Another famous person who popularised sencha tea is Baisao (売茶翁).
He was born as a child of a doctor in Hasuike (蓮池), Saga City, Saga Prefecture, and joined a monastery at the age of 11. At the age of 60, he opened a Japanese tea cafe in Kyoto called Tusentei (通仙亭) and is said to have popularised sencha.
At that time, sencha was a type of pan-fired green tea.
Later, in 1738, Soen Nagatani invented a needle-shaped sencha called nobi sencha (伸び煎茶) (or: “elongated sencha”) in Ujitawara, Kyoto. That tea is characterised by steaming, and rolling it into a needle shape. This way of processing tea spread out and became so popular that it is now the dominant way of processing tea in Japan, and it is this needle-shaped tea that is now known as sencha.

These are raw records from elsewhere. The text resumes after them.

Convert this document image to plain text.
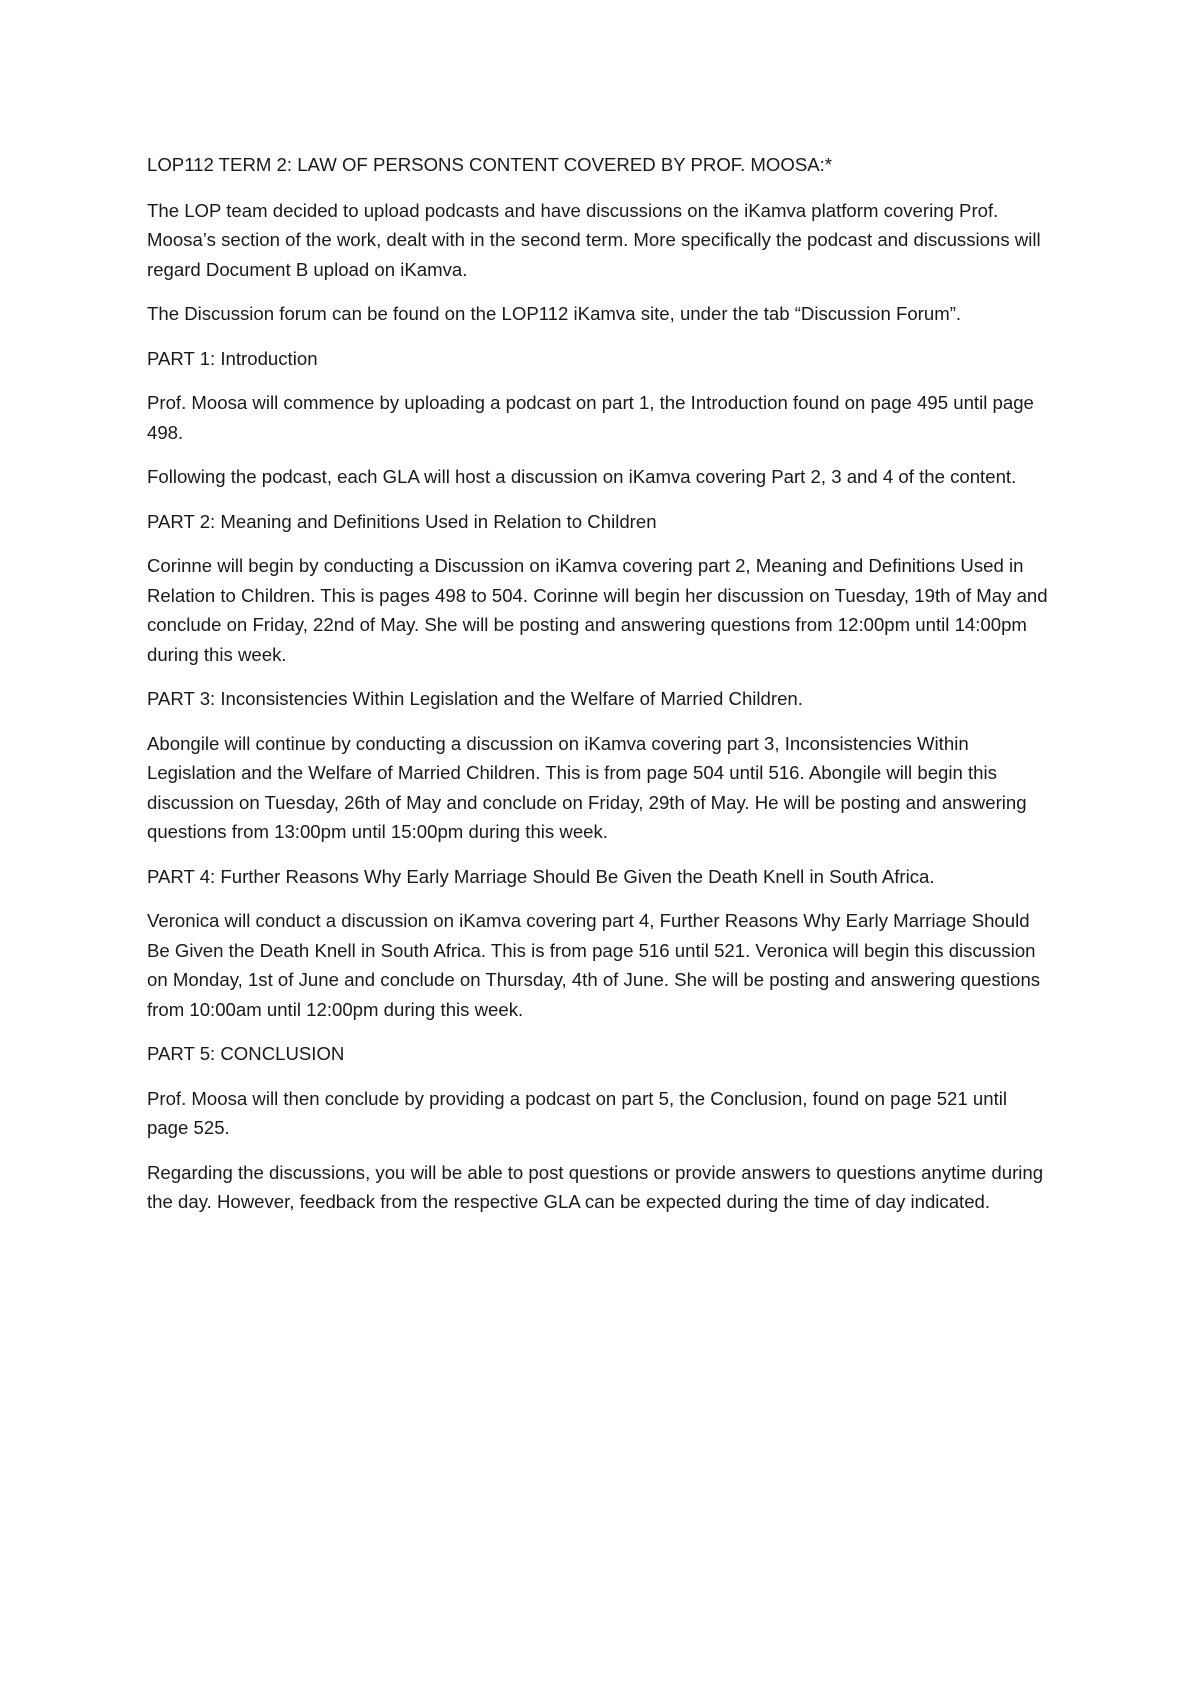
LOP112 TERM 2: LAW OF PERSONS CONTENT COVERED BY PROF. MOOSA:*

The LOP team decided to upload podcasts and have discussions on the iKamva platform covering Prof. Moosa’s section of the work, dealt with in the second term. More specifically the podcast and discussions will regard Document B upload on iKamva.

The Discussion forum can be found on the LOP112 iKamva site, under the tab “Discussion Forum”.

PART 1: Introduction

Prof. Moosa will commence by uploading a podcast on part 1, the Introduction found on page 495 until page 498.

Following the podcast, each GLA will host a discussion on iKamva covering Part 2, 3 and 4 of the content.

PART 2: Meaning and Definitions Used in Relation to Children

Corinne will begin by conducting a Discussion on iKamva covering part 2, Meaning and Definitions Used in Relation to Children. This is pages 498 to 504. Corinne will begin her discussion on Tuesday, 19th of May and conclude on Friday, 22nd of May. She will be posting and answering questions from 12:00pm until 14:00pm during this week.

PART 3: Inconsistencies Within Legislation and the Welfare of Married Children.

Abongile will continue by conducting a discussion on iKamva covering part 3, Inconsistencies Within Legislation and the Welfare of Married Children. This is from page 504 until 516. Abongile will begin this discussion on Tuesday, 26th of May and conclude on Friday, 29th of May. He will be posting and answering questions from 13:00pm until 15:00pm during this week.

PART 4: Further Reasons Why Early Marriage Should Be Given the Death Knell in South Africa.

Veronica will conduct a discussion on iKamva covering part 4, Further Reasons Why Early Marriage Should Be Given the Death Knell in South Africa. This is from page 516 until 521. Veronica will begin this discussion on Monday, 1st of June and conclude on Thursday, 4th of June. She will be posting and answering questions from 10:00am until 12:00pm during this week.

PART 5: CONCLUSION

Prof. Moosa will then conclude by providing a podcast on part 5, the Conclusion, found on page 521 until page 525.

Regarding the discussions, you will be able to post questions or provide answers to questions anytime during the day. However, feedback from the respective GLA can be expected during the time of day indicated.
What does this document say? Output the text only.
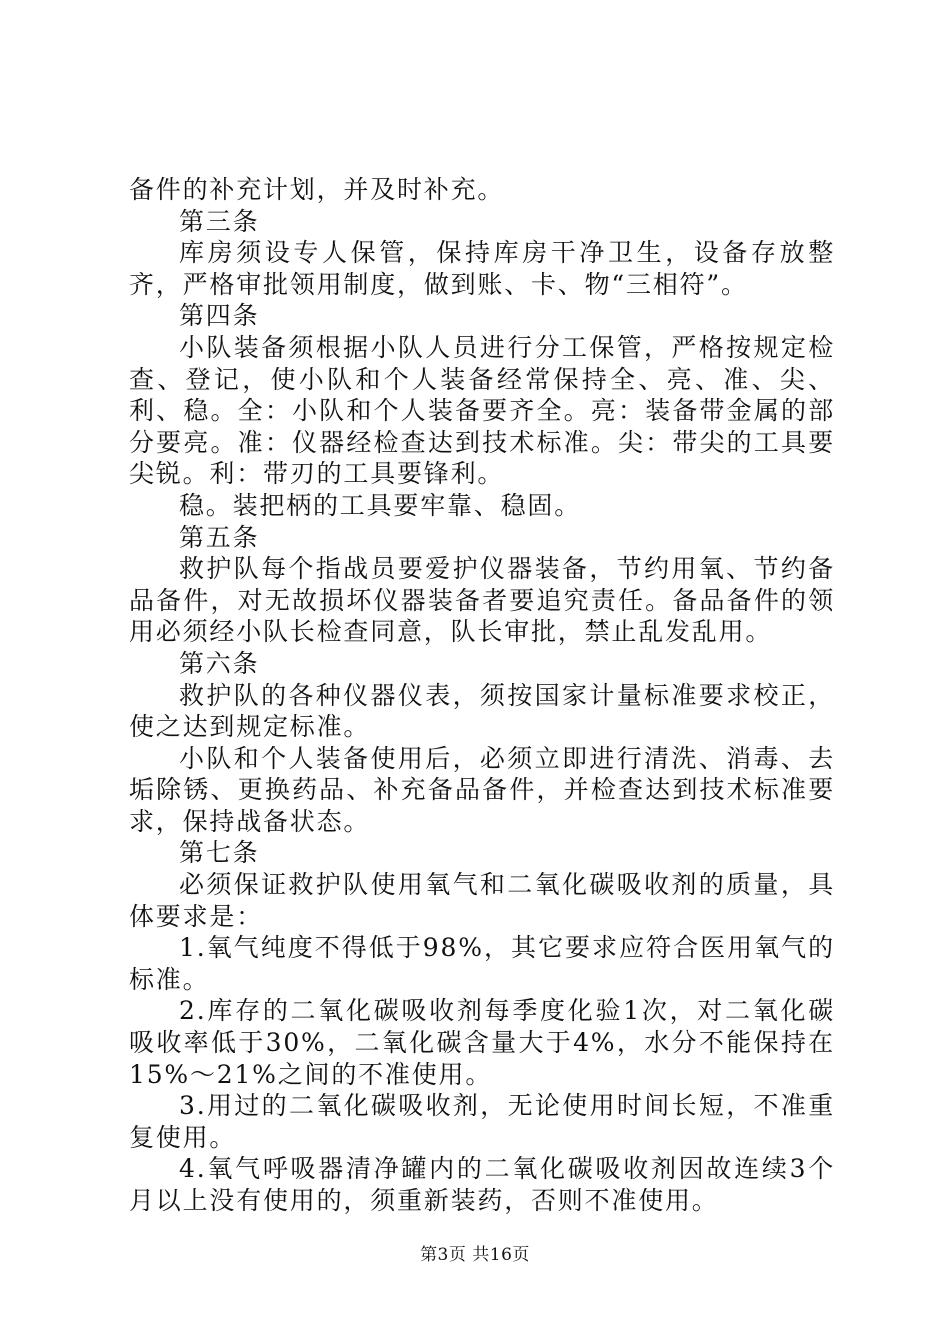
备件的补充计划，并及时补充。

第三条

库房须设专人保管，保持库房干净卫生，设备存放整齐，严格审批领用制度，做到账、卡、物“三相符”。

第四条

小队装备须根据小队人员进行分工保管，严格按规定检查、登记，使小队和个人装备经常保持全、亮、准、尖、利、稳。全：小队和个人装备要齐全。亮：装备带金属的部分要亮。准：仪器经检查达到技术标准。尖：带尖的工具要尖锐。利：带刃的工具要锋利。

稳。装把柄的工具要牢靠、稳固。

第五条

救护队每个指战员要爱护仪器装备，节约用氧、节约备品备件，对无故损坏仪器装备者要追究责任。备品备件的领用必须经小队长检查同意，队长审批，禁止乱发乱用。

第六条

救护队的各种仪器仪表，须按国家计量标准要求校正，使之达到规定标准。

小队和个人装备使用后，必须立即进行清洗、消毒、去垢除锈、更换药品、补充备品备件，并检查达到技术标准要求，保持战备状态。

第七条

必须保证救护队使用氧气和二氧化碳吸收剂的质量，具体要求是：

1.氧气纯度不得低于98%，其它要求应符合医用氧气的标准。

2.库存的二氧化碳吸收剂每季度化验1次，对二氧化碳吸收率低于30%，二氧化碳含量大于4%，水分不能保持在15%～21%之间的不准使用。

3.用过的二氧化碳吸收剂，无论使用时间长短，不准重复使用。

4.氧气呼吸器清净罐内的二氧化碳吸收剂因故连续3个月以上没有使用的，须重新装药，否则不准使用。

第3页 共16页
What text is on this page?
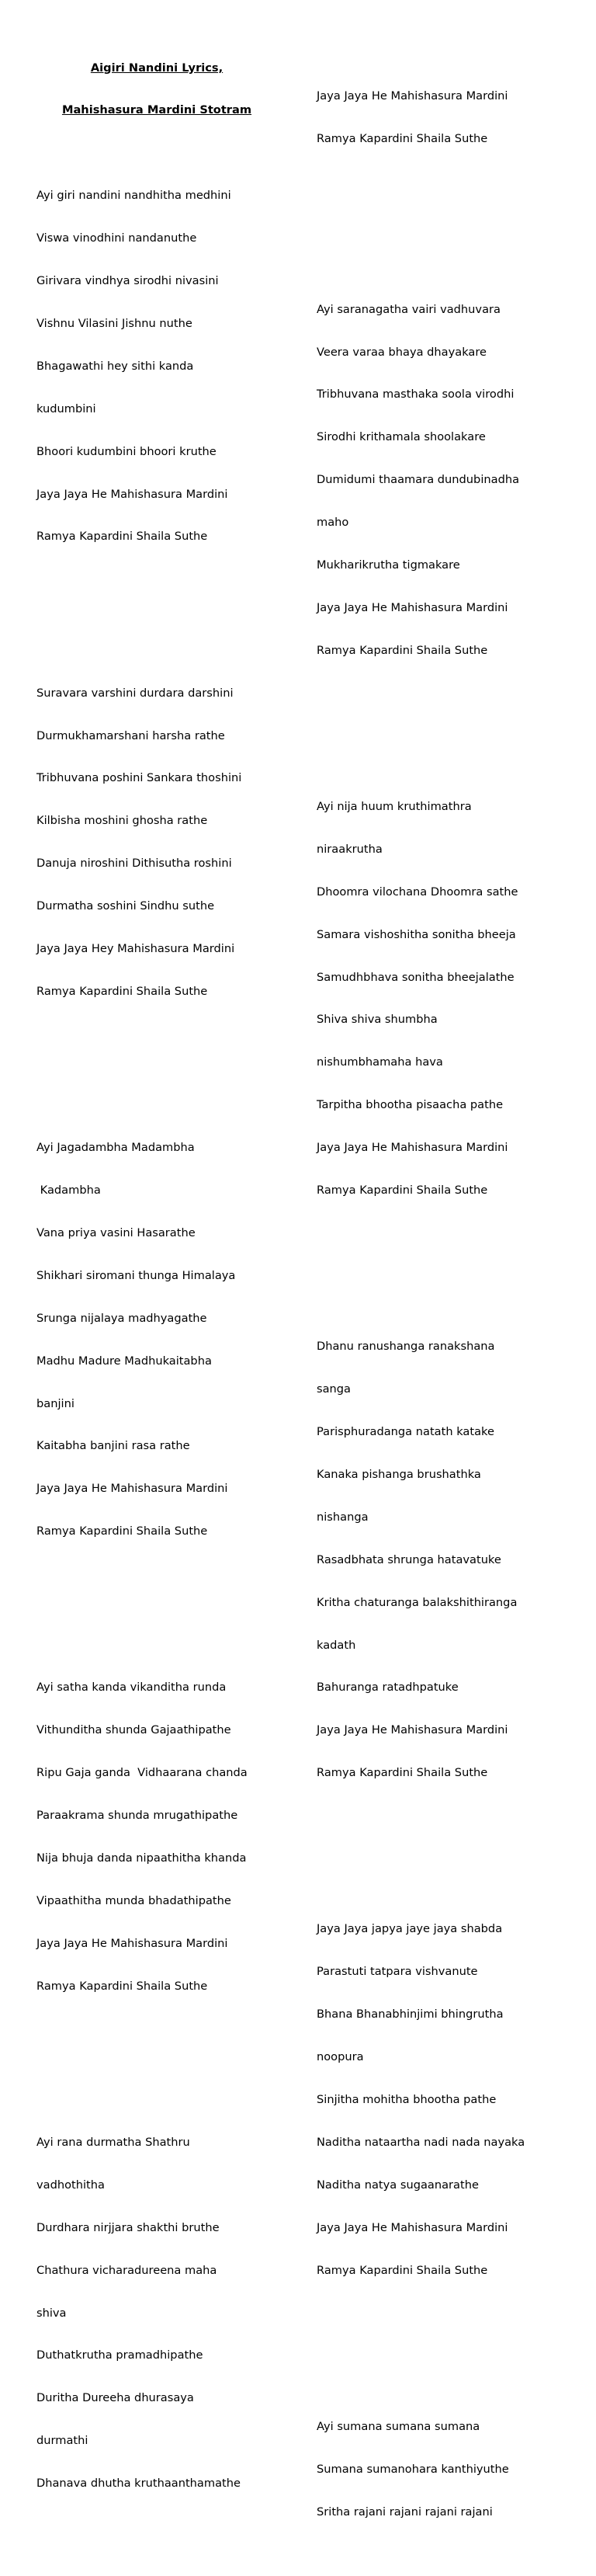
Aigiri Nandini Lyrics,

Mahishasura Mardini Stotram

Ayi giri nandini nandhitha medhini

Viswa vinodhini nandanuthe

Girivara vindhya sirodhi nivasini

Vishnu Vilasini Jishnu nuthe

Bhagawathi hey sithi kanda

kudumbini

Bhoori kudumbini bhoori kruthe

Jaya Jaya He Mahishasura Mardini

Ramya Kapardini Shaila Suthe

Suravara varshini durdara darshini

Durmukhamarshani harsha rathe

Tribhuvana poshini Sankara thoshini

Kilbisha moshini ghosha rathe

Danuja niroshini Dithisutha roshini

Durmatha soshini Sindhu suthe

Jaya Jaya Hey Mahishasura Mardini

Ramya Kapardini Shaila Suthe

Ayi Jagadambha Madambha

Kadambha

Vana priya vasini Hasarathe

Shikhari siromani thunga Himalaya

Srunga nijalaya madhyagathe

Madhu Madure Madhukaitabha

banjini

Kaitabha banjini rasa rathe

Jaya Jaya He Mahishasura Mardini

Ramya Kapardini Shaila Suthe

Ayi satha kanda vikanditha runda

Vithunditha shunda Gajaathipathe

Ripu Gaja ganda  Vidhaarana chanda

Paraakrama shunda mrugathipathe

Nija bhuja danda nipaathitha khanda

Vipaathitha munda bhadathipathe

Jaya Jaya He Mahishasura Mardini

Ramya Kapardini Shaila Suthe

Ayi rana durmatha Shathru

vadhothitha

Durdhara nirjjara shakthi bruthe

Chathura vicharadureena maha

shiva

Duthatkrutha pramadhipathe

Duritha Dureeha dhurasaya

durmathi

Dhanava dhutha kruthaanthamathe

Jaya Jaya He Mahishasura Mardini

Ramya Kapardini Shaila Suthe

Ayi saranagatha vairi vadhuvara

Veera varaa bhaya dhayakare

Tribhuvana masthaka soola virodhi

Sirodhi krithamala shoolakare

Dumidumi thaamara dundubinadha

maho

Mukharikrutha tigmakare

Jaya Jaya He Mahishasura Mardini

Ramya Kapardini Shaila Suthe

Ayi nija huum kruthimathra

niraakrutha

Dhoomra vilochana Dhoomra sathe

Samara vishoshitha sonitha bheeja

Samudhbhava sonitha bheejalathe

Shiva shiva shumbha

nishumbhamaha hava

Tarpitha bhootha pisaacha pathe

Jaya Jaya He Mahishasura Mardini

Ramya Kapardini Shaila Suthe

Dhanu ranushanga ranakshana

sanga

Parisphuradanga natath katake

Kanaka pishanga brushathka

nishanga

Rasadbhata shrunga hatavatuke

Kritha chaturanga balakshithiranga

kadath

Bahuranga ratadhpatuke

Jaya Jaya He Mahishasura Mardini

Ramya Kapardini Shaila Suthe

Jaya Jaya japya jaye jaya shabda

Parastuti tatpara vishvanute

Bhana Bhanabhinjimi bhingrutha

noopura

Sinjitha mohitha bhootha pathe

Naditha nataartha nadi nada nayaka

Naditha natya sugaanarathe

Jaya Jaya He Mahishasura Mardini

Ramya Kapardini Shaila Suthe

Ayi sumana sumana sumana

Sumana sumanohara kanthiyuthe

Sritha rajani rajani rajani rajani
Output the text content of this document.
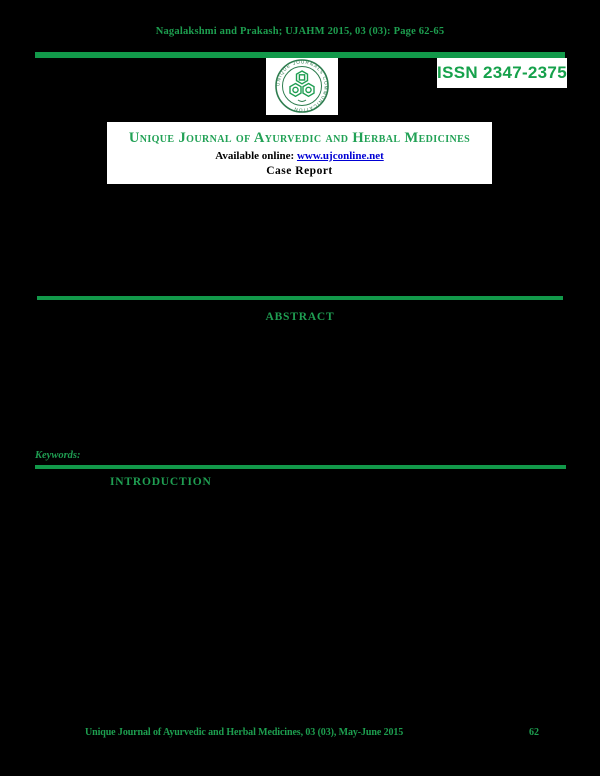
Nagalakshmi and Prakash; UJAHM 2015, 03 (03): Page 62-65
UNIQUE JOURNALS COMMUNICATION
ISSN 2347-2375
Unique Journal of Ayurvedic and Herbal Medicines
Available online: www.ujconline.net
Case Report
ABSTRACT
Keywords:
INTRODUCTION
Unique Journal of Ayurvedic and Herbal Medicines, 03 (03), May-June 2015	62
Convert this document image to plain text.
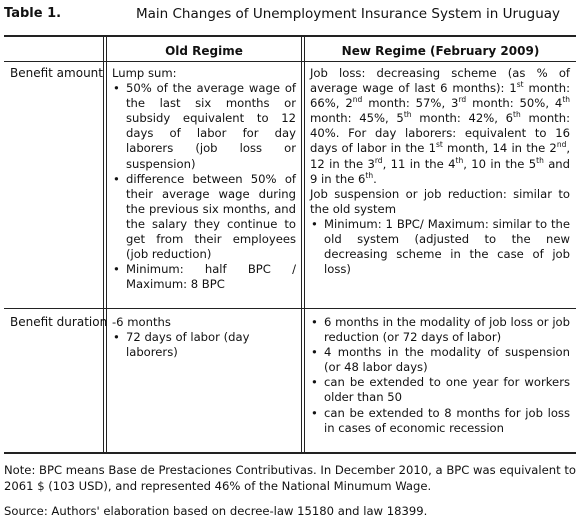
Table 1.	Main Changes of Unemployment Insurance System in Uruguay
Old Regime	New Regime (February 2009)
Benefit amount Lump sum:

• 50% of the average wage of the last six months or subsidy equivalent to 12 days of labor for day laborers (job loss or suspension)
• difference between 50% of their average wage during the previous six months, and the salary they continue to get from their employees (job reduction)
• Minimum: half BPC / Maximum: 8 BPC

Job loss: decreasing scheme (as % of average wage of last 6 months): 1st month: 66%, 2nd month: 57%, 3rd month: 50%, 4th month: 45%, 5th month: 42%, 6th month: 40%. For day laborers: equivalent to 16 days of labor in the 1st month, 14 in the 2nd, 12 in the 3rd, 11 in the 4th, 10 in the 5th and 9 in the 6th.

Job suspension or job reduction: similar to the old system

• Minimum: 1 BPC/ Maximum: similar to the old system (adjusted to the new decreasing scheme in the case of job loss)
Benefit duration -6 months

• 72 days of labor (day laborers)
• 6 months in the modality of job loss or job reduction (or 72 days of labor)
• 4 months in the modality of suspension (or 48 labor days)
• can be extended to one year for workers older than 50
• can be extended to 8 months for job loss in cases of economic recession
Note: BPC means Base de Prestaciones Contributivas. In December 2010, a BPC was equivalent to 2061 $ (103 USD), and represented 46% of the National Minumum Wage.
Source: Authors' elaboration based on decree-law 15180 and law 18399.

For more than 100 years after sencha was first introduced to Japan, the word sencha used to mean kamairi tamaryokucha (pan-fired green tea), but later it changed to mean sencha with needle-shaped tea leaves made by steaming.
Nowadays, tamaryokucha is not only made by the kamairi (pan-fired) method, but also by the steamed method. Today, steamed tamaryokucha is the mainstream, with more than 90% of tamaryokucha in circulation being produced using the steaming method.
It’s interesting how much you don’t know about history when you dig deeper.